This incarnation of the Cayo debuted back in 2013 – it’s gone from being called the Cayo Evo, and Cayo 2, to now simply the Cayo. What hasn’t changed though is the no-nonsense frame geometry and clever construction techniques that make it such a rigid, yet smooth and direct handling machine.
Our large-sized test ride is the equivalent of a 57cm standard road bike, and combines a sloping top tube with a 170mm head tube. The effective top tube length is 565mm and the seat tube – as you’d expect – is 57cm.

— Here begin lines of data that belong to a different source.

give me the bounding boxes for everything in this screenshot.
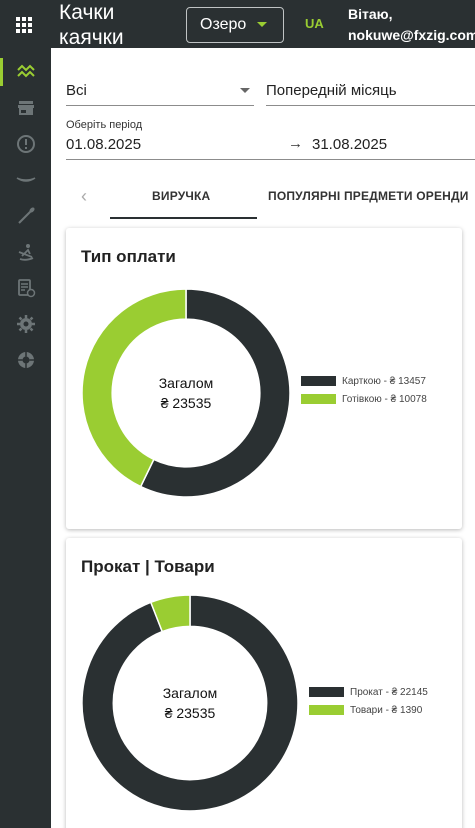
- top-bar: Качки каячки Озеро UA Вітаю, nokuwe@fxzi…: [0, 0, 475, 49]
- legend-item[interactable]: Готівкою - ₴ 10078: [301, 390, 427, 408]
- sidebar-item-paddles[interactable]: [0, 198, 51, 234]
- legend-item[interactable]: Прокат - ₴ 22145: [309, 683, 428, 701]
- chevron-left-icon[interactable]: ‹: [81, 186, 87, 207]
- rower-icon: [18, 244, 33, 261]
- payment-type-card: Тип оплати Загалом ₴ 23535 Карткою - ₴ 1…: [66, 228, 462, 529]
- analytics-icon: [16, 64, 35, 78]
- user-greeting[interactable]: Вітаю, nokuwe@fxzig.com: [348, 4, 475, 46]
- period-label: Оберіть період: [66, 119, 143, 131]
- schedule-icon: [17, 279, 35, 298]
- user-email: nokuwe@fxzig.com: [348, 27, 475, 43]
- sidebar-item-rowers[interactable]: [0, 234, 51, 270]
- legend-label: Прокат - ₴ 22145: [350, 686, 428, 698]
- boat-icon: [16, 177, 35, 182]
- sidebar-item-alerts[interactable]: [0, 126, 51, 162]
- legend-item[interactable]: Карткою - ₴ 13457: [301, 372, 427, 390]
- sidebar: [0, 48, 51, 828]
- legend-label: Карткою - ₴ 13457: [342, 375, 426, 387]
- language-switch[interactable]: UA: [305, 16, 324, 31]
- apps-grid-icon[interactable]: [16, 17, 32, 33]
- sidebar-item-support[interactable]: [0, 342, 51, 378]
- donut-center: Загалом ₴ 23535: [81, 683, 299, 723]
- location-select[interactable]: Озеро: [186, 7, 284, 43]
- legend-swatch: [301, 376, 336, 386]
- sidebar-item-schedule[interactable]: [0, 270, 51, 306]
- tab-popular-items[interactable]: ПОПУЛЯРНІ ПРЕДМЕТИ ОРЕНДИ: [268, 189, 469, 203]
- greeting-text: Вітаю,: [348, 6, 393, 22]
- store-icon: [17, 101, 34, 115]
- legend-swatch: [301, 394, 336, 404]
- sidebar-item-store[interactable]: [0, 90, 51, 126]
- rental-goods-card: Прокат | Товари Загалом ₴ 23535 Прокат -…: [66, 538, 462, 828]
- caret-down-icon: [257, 22, 267, 27]
- chart-legend: Карткою - ₴ 13457 Готівкою - ₴ 10078: [301, 372, 427, 408]
- total-value: ₴ 23535: [160, 395, 212, 411]
- legend-label: Товари - ₴ 1390: [350, 704, 423, 716]
- main-content: Всі Попередній місяць Оберіть період 01.…: [51, 48, 475, 828]
- total-value: ₴ 23535: [164, 705, 216, 721]
- date-range-input[interactable]: 01.08.2025 → 31.08.2025: [66, 134, 475, 160]
- legend-swatch: [309, 687, 344, 697]
- sidebar-item-analytics[interactable]: [0, 54, 51, 90]
- settings-icon: [16, 315, 35, 333]
- active-tab-indicator: [110, 217, 257, 219]
- category-value: Всі: [66, 82, 87, 99]
- total-label: Загалом: [162, 685, 218, 701]
- period-preset-value: Попередній місяць: [266, 82, 397, 99]
- period-start-date[interactable]: 01.08.2025: [66, 136, 141, 153]
- chart-legend: Прокат - ₴ 22145 Товари - ₴ 1390: [309, 683, 428, 719]
- tabs-bar: ‹ ВИРУЧКА ПОПУЛЯРНІ ПРЕДМЕТИ ОРЕНДИ: [51, 172, 475, 220]
- legend-swatch: [309, 705, 344, 715]
- sidebar-item-settings[interactable]: [0, 306, 51, 342]
- caret-down-icon: [240, 88, 250, 93]
- app-title: Качки каячки: [59, 1, 124, 49]
- alert-icon: [16, 135, 35, 153]
- total-label: Загалом: [158, 375, 214, 391]
- category-select[interactable]: Всі: [66, 76, 254, 106]
- sidebar-item-boats[interactable]: [0, 162, 51, 198]
- tab-revenue[interactable]: ВИРУЧКА: [152, 189, 210, 203]
- paddle-icon: [17, 207, 35, 224]
- legend-item[interactable]: Товари - ₴ 1390: [309, 701, 428, 719]
- legend-label: Готівкою - ₴ 10078: [342, 393, 427, 405]
- donut-center: Загалом ₴ 23535: [81, 373, 291, 413]
- support-icon: [17, 352, 34, 368]
- arrow-right-icon: →: [288, 135, 303, 152]
- card-title: Прокат | Товари: [81, 557, 215, 576]
- location-value: Озеро: [200, 16, 247, 33]
- period-preset-select[interactable]: Попередній місяць: [266, 76, 475, 106]
- card-title: Тип оплати: [81, 247, 176, 266]
- period-end-date[interactable]: 31.08.2025: [312, 136, 387, 153]
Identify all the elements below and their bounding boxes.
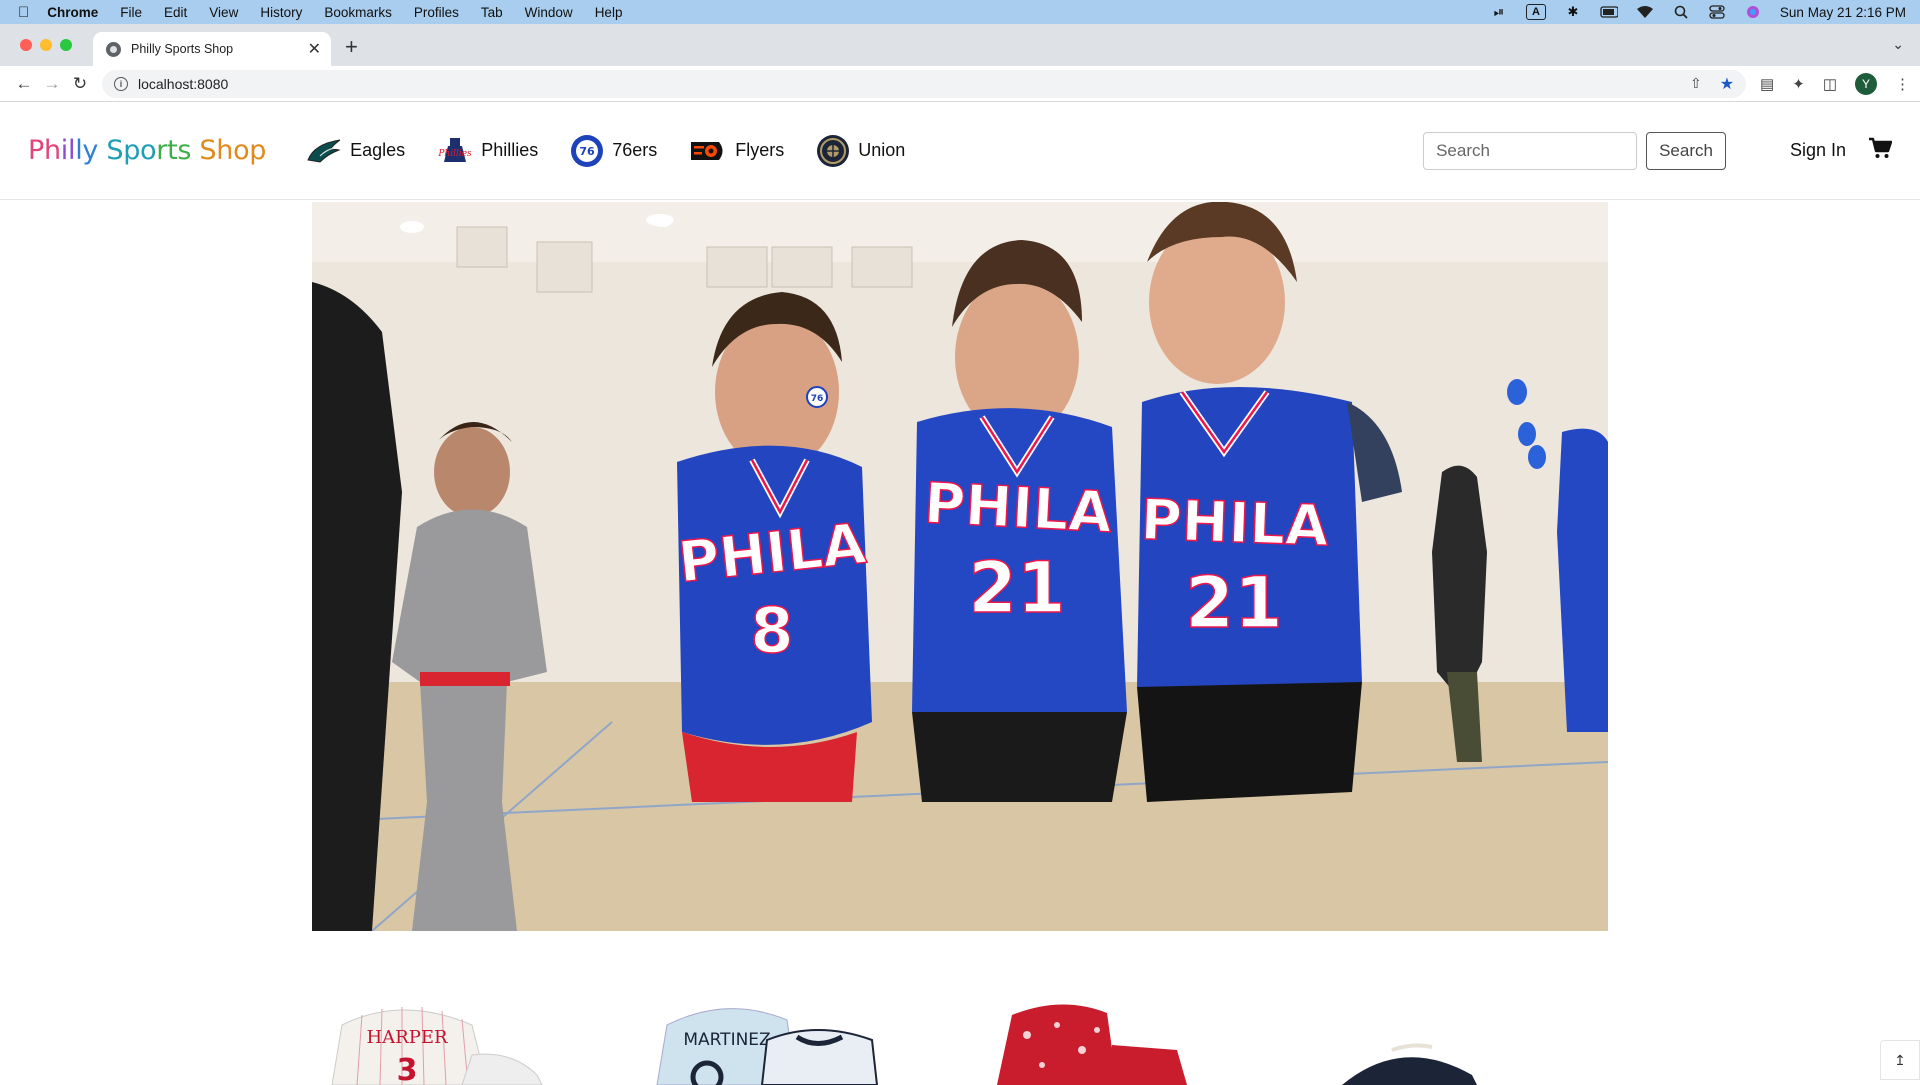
cart-icon[interactable] (1868, 137, 1893, 164)
product-row: HARPER 3 MARTINEZ (312, 995, 1608, 1085)
site-info-icon[interactable]: i (114, 76, 128, 91)
brand-part: rts (156, 135, 200, 166)
brand-part: ly (75, 135, 107, 166)
product-card[interactable] (987, 995, 1247, 1085)
product-jersey-name: MARTINEZ (683, 1030, 770, 1050)
close-window-button[interactable] (20, 39, 32, 51)
eagles-logo-icon (307, 139, 341, 163)
menu-window[interactable]: Window (525, 5, 573, 20)
nav-union-label: Union (858, 140, 906, 160)
phillies-jersey-thumbnail: HARPER 3 (331, 1006, 543, 1085)
flyers-logo-icon (691, 141, 723, 160)
menu-history[interactable]: History (260, 5, 302, 20)
brand-logo-link[interactable]: Philly Sports Shop (28, 135, 266, 166)
forward-arrow-icon[interactable]: → (38, 74, 66, 94)
nav-phillies[interactable]: Phillies Phillies (437, 136, 538, 166)
cheek-logo-text: 76 (811, 394, 824, 404)
jersey-number: 8 (750, 594, 793, 667)
product-card[interactable]: HARPER 3 (312, 995, 572, 1085)
phillies-logo-icon: Phillies (438, 137, 473, 162)
menu-edit[interactable]: Edit (164, 5, 187, 20)
search-button[interactable]: Search (1646, 131, 1726, 170)
product-jersey-name: HARPER (366, 1027, 448, 1048)
nav-union[interactable]: Union (816, 134, 905, 168)
menu-help[interactable]: Help (595, 5, 623, 20)
brand-part: Shop (199, 135, 267, 166)
svg-text:76: 76 (580, 145, 596, 158)
bluetooth-icon[interactable]: ✱ (1564, 4, 1582, 19)
nav-eagles-label: Eagles (350, 140, 406, 160)
union-logo-icon (817, 134, 850, 167)
nav-flyers[interactable]: Flyers (689, 138, 784, 164)
back-arrow-icon[interactable]: ← (10, 74, 38, 94)
jersey-text: PHILA (1140, 488, 1331, 560)
url-text[interactable]: localhost:8080 (138, 76, 228, 92)
nav-eagles[interactable]: Eagles (306, 138, 405, 164)
browser-tab-strip: Philly Sports Shop ✕ + ⌄ (0, 24, 1920, 66)
svg-text:Phillies: Phillies (438, 149, 473, 159)
macos-menu-bar:  Chrome File Edit View History Bookmark… (0, 0, 1920, 24)
menu-clock[interactable]: Sun May 21 2:16 PM (1780, 5, 1906, 20)
site-navbar: Philly Sports Shop Eagles Phillies Phill… (0, 102, 1920, 200)
hero-banner-image: PHILA 8 PHILA 21 PHILA 21 76 (312, 202, 1608, 931)
siri-icon[interactable] (1744, 5, 1762, 19)
battery-icon[interactable] (1600, 5, 1618, 19)
menu-app-name[interactable]: Chrome (47, 5, 98, 20)
nav-76ers[interactable]: 76 76ers (570, 134, 657, 168)
hawaiian-shirt-thumbnail (997, 1004, 1187, 1085)
profile-avatar[interactable]: Y (1855, 72, 1877, 95)
product-card[interactable] (1322, 995, 1522, 1085)
product-card[interactable]: MARTINEZ (647, 995, 917, 1085)
globe-favicon-icon (106, 41, 121, 57)
sixers-logo-icon: 76 (571, 134, 604, 167)
close-tab-icon[interactable]: ✕ (308, 39, 321, 59)
scroll-to-top-icon[interactable]: ↥ (1880, 1040, 1920, 1080)
hero-photo-illustration: PHILA 8 PHILA 21 PHILA 21 76 (312, 202, 1608, 931)
menu-file[interactable]: File (120, 5, 142, 20)
wifi-icon[interactable] (1636, 5, 1654, 19)
tab-title: Philly Sports Shop (131, 42, 234, 56)
nav-76ers-label: 76ers (612, 140, 658, 160)
side-panel-icon[interactable]: ◫ (1823, 75, 1837, 93)
svg-text:3: 3 (397, 1053, 418, 1085)
menu-tab[interactable]: Tab (481, 5, 503, 20)
tab-search-chevron-icon[interactable]: ⌄ (1892, 36, 1904, 53)
menu-profiles[interactable]: Profiles (414, 5, 459, 20)
menu-bookmarks[interactable]: Bookmarks (324, 5, 392, 20)
spotlight-search-icon[interactable] (1672, 5, 1690, 19)
new-tab-plus-icon[interactable]: + (345, 34, 358, 60)
cap-thumbnail (1342, 1043, 1477, 1085)
brand-part: Spo (106, 135, 157, 166)
minimize-window-button[interactable] (40, 39, 52, 51)
window-controls (20, 39, 72, 51)
zoom-window-button[interactable] (60, 39, 72, 51)
share-icon[interactable]: ⇧ (1690, 75, 1702, 92)
union-jersey-thumbnail: MARTINEZ (656, 1008, 879, 1085)
jersey-number: 21 (1185, 562, 1282, 644)
extension-doc-icon[interactable]: ▤ (1760, 75, 1774, 93)
nav-phillies-label: Phillies (481, 140, 539, 160)
reload-icon[interactable]: ↻ (66, 74, 94, 94)
jersey-text: PHILA (923, 471, 1115, 546)
extensions-puzzle-icon[interactable]: ✦ (1792, 75, 1805, 93)
brand-part: il (60, 135, 76, 166)
sign-in-link[interactable]: Sign In (1790, 140, 1846, 161)
brand-part: Ph (28, 135, 61, 166)
browser-toolbar: ← → ↻ i localhost:8080 ⇧ ★ ▤ ✦ ◫ Y ⋮ (0, 66, 1920, 102)
address-bar[interactable]: i localhost:8080 ⇧ ★ (102, 69, 1747, 98)
control-center-icon[interactable] (1708, 5, 1726, 19)
chrome-menu-kebab-icon[interactable]: ⋮ (1895, 75, 1910, 93)
bookmark-star-icon[interactable]: ★ (1720, 74, 1734, 94)
jersey-number: 21 (968, 547, 1065, 629)
search-input[interactable] (1423, 131, 1638, 170)
menu-view[interactable]: View (209, 5, 238, 20)
input-source-icon[interactable]: A (1525, 4, 1546, 20)
play-icon[interactable]: ⏯ (1490, 4, 1508, 19)
apple-icon[interactable]:  (18, 4, 29, 21)
nav-flyers-label: Flyers (735, 140, 785, 160)
browser-tab-active[interactable]: Philly Sports Shop ✕ (93, 32, 331, 66)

It makes for a fairly aggressive ride position that’s far more sport than sportive (or maybe more Grand Tour than gran fondo, if you’re reading this in the US). It’s not so low and flat-backed as to become uncomfortable if you find it hard to adopt a sprinter’s pose for anything longer than the final few hundred metres, but if you’re used to spending plenty of time up on the tops cruising and taking in the scenery you’ll probably find your perfect ride partner elsewhere. The short wheelbase of just 992mm will, however, find favour with anyone who likes to enjoy and exploit fast handling and nimble reactions to steering inputs.
The meaty front end oozes intent
Up front the Cayo has a really distinctive angular design. The huge head tube junction with its diamond-flared top tube integration looks fantastically futuristic (even on a bike that’s now into its fourth season).